Лю Синь (53? до н. э. — 23 н. э.) был не только ученым книжником, но и астрономом. Он носил имя Сю и прозвище Ин-шу. После смерти отца возглавил работу по реставрации и классификации книг из императорских хранилищ. В годы правления Ван Мана получил почетный титул го ши — “придворный наставник”. В пятом году новой эры Лю Синь завершает работу по описанию императорского книжного собрания. Вышедшая из-под его кисти опись получила название “Семь обзоров” (“Ци люэ”). Этот труд, начатый Лю Сяном и завершенный Лю Синем, был утерян, однако его содержание и структура отражены в библиографическом трактате из “Истории [Ранней] Хань” (“Хань шу”), составленной Бань Гу.

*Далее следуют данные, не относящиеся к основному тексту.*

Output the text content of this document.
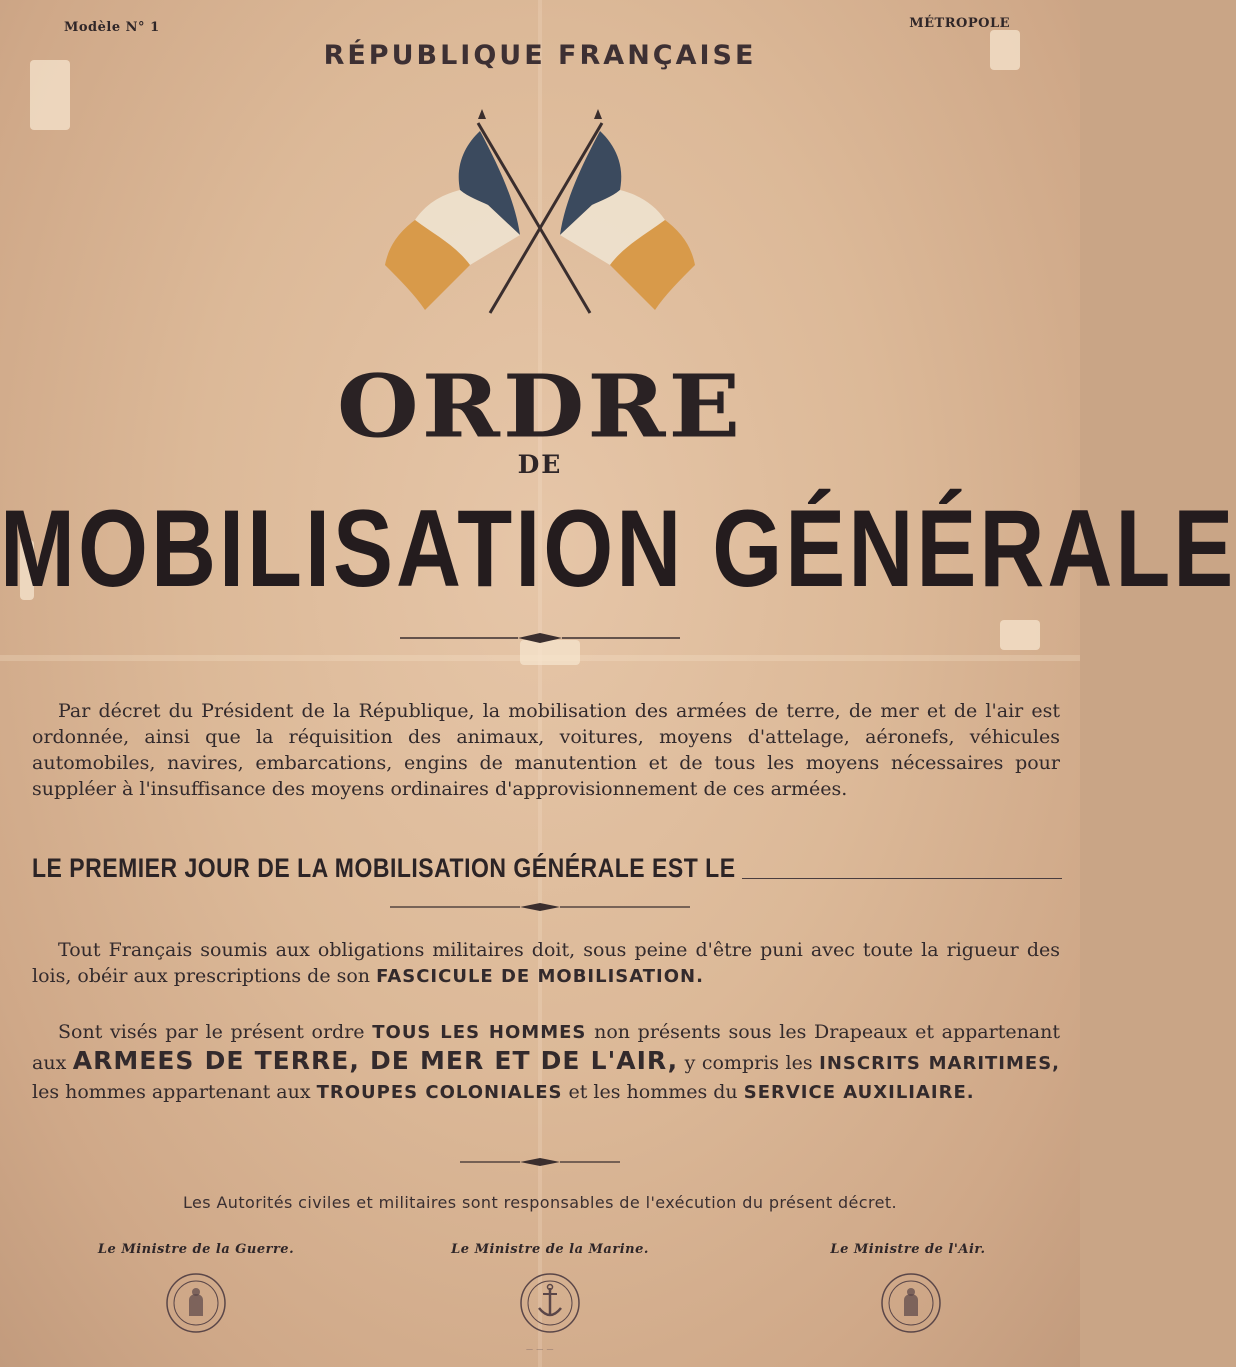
Modèle N° 1	MÉTROPOLE
RÉPUBLIQUE FRANÇAISE
ORDRE
DE
MOBILISATION GÉNÉRALE
Par décret du Président de la République, la mobilisation des armées de terre, de mer et de l'air est ordonnée, ainsi que la réquisition des animaux, voitures, moyens d'attelage, aéronefs, véhicules automobiles, navires, embarcations, engins de manutention et de tous les moyens nécessaires pour suppléer à l'insuffisance des moyens ordinaires d'approvisionnement de ces armées.
LE PREMIER JOUR DE LA MOBILISATION GÉNÉRALE EST LE
Tout Français soumis aux obligations militaires doit, sous peine d'être puni avec toute la rigueur des lois, obéir aux prescriptions de son FASCICULE DE MOBILISATION.
Sont visés par le présent ordre TOUS LES HOMMES non présents sous les Drapeaux et appartenant aux ARMEES DE TERRE, DE MER ET DE L'AIR, y compris les INSCRITS MARITIMES, les hommes appartenant aux TROUPES COLONIALES et les hommes du SERVICE AUXILIAIRE.
Les Autorités civiles et militaires sont responsables de l'exécution du présent décret.
Le Ministre de la Guerre.	Le Ministre de la Marine.	Le Ministre de l'Air.
— — —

Каталог “Ци люэ” учитывал 3390 цзюаней рукописных книг и включал семь основных отделов:

1) “Обзор сборников” (цзи люэ) — отражал антологии и сборники текстов документального характера; первоначально выполнял функции каталога ко всему трактату;

2) “Обзор шести канонов” (лю и люэ) — включал обзор литературы, связанной с шестью классическими текстами китайской культуры;

3) “Обзор философов” (чжу-цзы люэ) — объединял тексты различных философских направлений;

4) “Обзор книг по военному делу” (бин шу люэ);

5) “Обзор стихов и од” (ши фу люэ);

6) “Обзор искусства расчетов” (шу шу люэ) — фиксировал тексты по астрологии, гаданию, нумерологии;

7) “Обзор рецептов и практических искусств” (фан цзи люэ) — его составляли сочинения по медицине, фармакологии, магии и т.д. [4, с. 159–169].

Данная классификация основывалась на тематическом принципе размещения книг в хранилищах. “При Лю Сине было семь хранилищ. Во всех случаях китайского книжного хранения книги размещались по тематике. Поэтому каталоги библиотек Китая, отражая размещение книг, в то же время строго выдерживали их классификацию”[4, с. 136]. Иначе говоря, Лю Сян и Лю Синь заложили в основу китайской библиографической науки содержательный принцип систематизации текстов, воспринятый всеми последующими библиотечными классификациями Китая.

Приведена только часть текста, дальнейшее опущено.